What All of this Means For Our Customers
Moving to a distributed solution for holding the subscriber profile data offers the immediate benefit of quicker response times when interacting with customer profile data. Also, this solution offers a more reliable service moving forward. You can rest assured that we have the capability to grow our infrastructure as you grow your subscriber base.
In addition, we have already been able to take advantage of our new distributed full text search engine. Shortly after standing up our ElasticSearch cluster, we moved our SMS message search functionality from Lucene to ElasticSearch. This added the ability to search for SMS messages up to a year old (previously you could only go back 90 days), as well as provided the ability to search for messages based on their “type”.
More recently, we were able to utilize ElasticSearch’s Facets API to power the data you see on the People Dashboard.
The future of CouchDB at Signal
As I mentioned at the beginning of this post, the Subscriber Profile was just one feature using CouchDB, and by far the one that caused us the most trouble. CouchDB and Lucene were simply not the right tools for this job.
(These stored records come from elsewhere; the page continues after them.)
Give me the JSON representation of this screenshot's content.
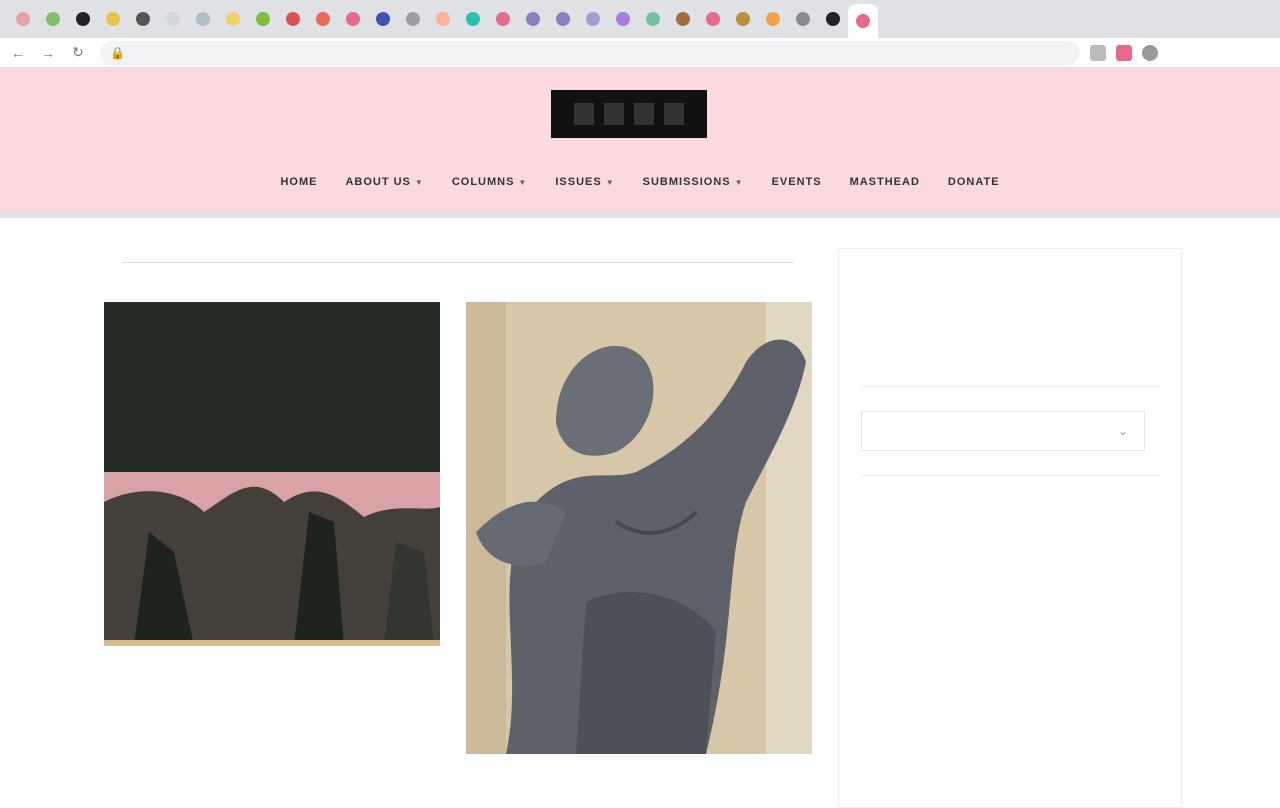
{
  "browser": {
    "tab_colors": [
      "#e8a2a0",
      "#7dbf6a",
      "#222222",
      "#e8c54a",
      "#555555",
      "#cfd8dc",
      "#b0bec5",
      "#f2d16b",
      "#7cbf3a",
      "#d9534f",
      "#e86a5a",
      "#e86a8a",
      "#3f51b5",
      "#9e9e9e",
      "#ffb199",
      "#25c2b0",
      "#e86a8a",
      "#8e7cc3",
      "#8e7cc3",
      "#a0a0d0",
      "#a97ce0",
      "#6fc3a0",
      "#a56b3a",
      "#e86a8a",
      "#b8913a",
      "#f5a048",
      "#8a8a8a",
      "#222222",
      "#e86a8a"
    ],
    "url": "",
    "nav": {
      "back_icon": "arrow-left-icon",
      "forward_icon": "arrow-right-icon",
      "reload_icon": "reload-icon"
    }
  },
  "header": {
    "bg": "#fadadd",
    "logo_text": "",
    "menu": [
      {
        "label": "Home",
        "has_caret": false
      },
      {
        "label": "About Us",
        "has_caret": true
      },
      {
        "label": "Columns",
        "has_caret": true
      },
      {
        "label": "Issues",
        "has_caret": true
      },
      {
        "label": "Submissions",
        "has_caret": true
      },
      {
        "label": "Events",
        "has_caret": false
      },
      {
        "label": "Masthead",
        "has_caret": false
      },
      {
        "label": "Donate",
        "has_caret": false
      }
    ]
  },
  "main": {
    "category_title": "",
    "view_all": "",
    "posts": [
      {
        "meta": "",
        "title": "",
        "excerpt": ""
      },
      {
        "meta": "",
        "title": "",
        "excerpt": ""
      }
    ]
  },
  "sidebar": {
    "widgets": [
      {
        "title": "",
        "items": []
      },
      {
        "title": "",
        "select_placeholder": ""
      },
      {
        "title": "",
        "items": []
      }
    ]
  }
}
The fact that we changed this feature to use MongoDB and ElasticSearch does not mean that we do not continue to use CouchDB, or would never use it for anything again. CouchDB views are an incredibly powerful feature. They’re not as flexible as some other options, but they really do allow you to query a large amount of data very quickly. And, CouchDB’s replication capabilities, and it’s ability to run on Android and iOS devices make it a very compelling choice for mobile devices, especially for applications that need to operate without a internet connection.
We are still using CouchDB in other areas of our application. While we have plans to move some of these features off of CouchDB and onto MongoDB, we currently have no plans to move the others.
I would never throw out a hammer because it didn’t help me drive in a screw.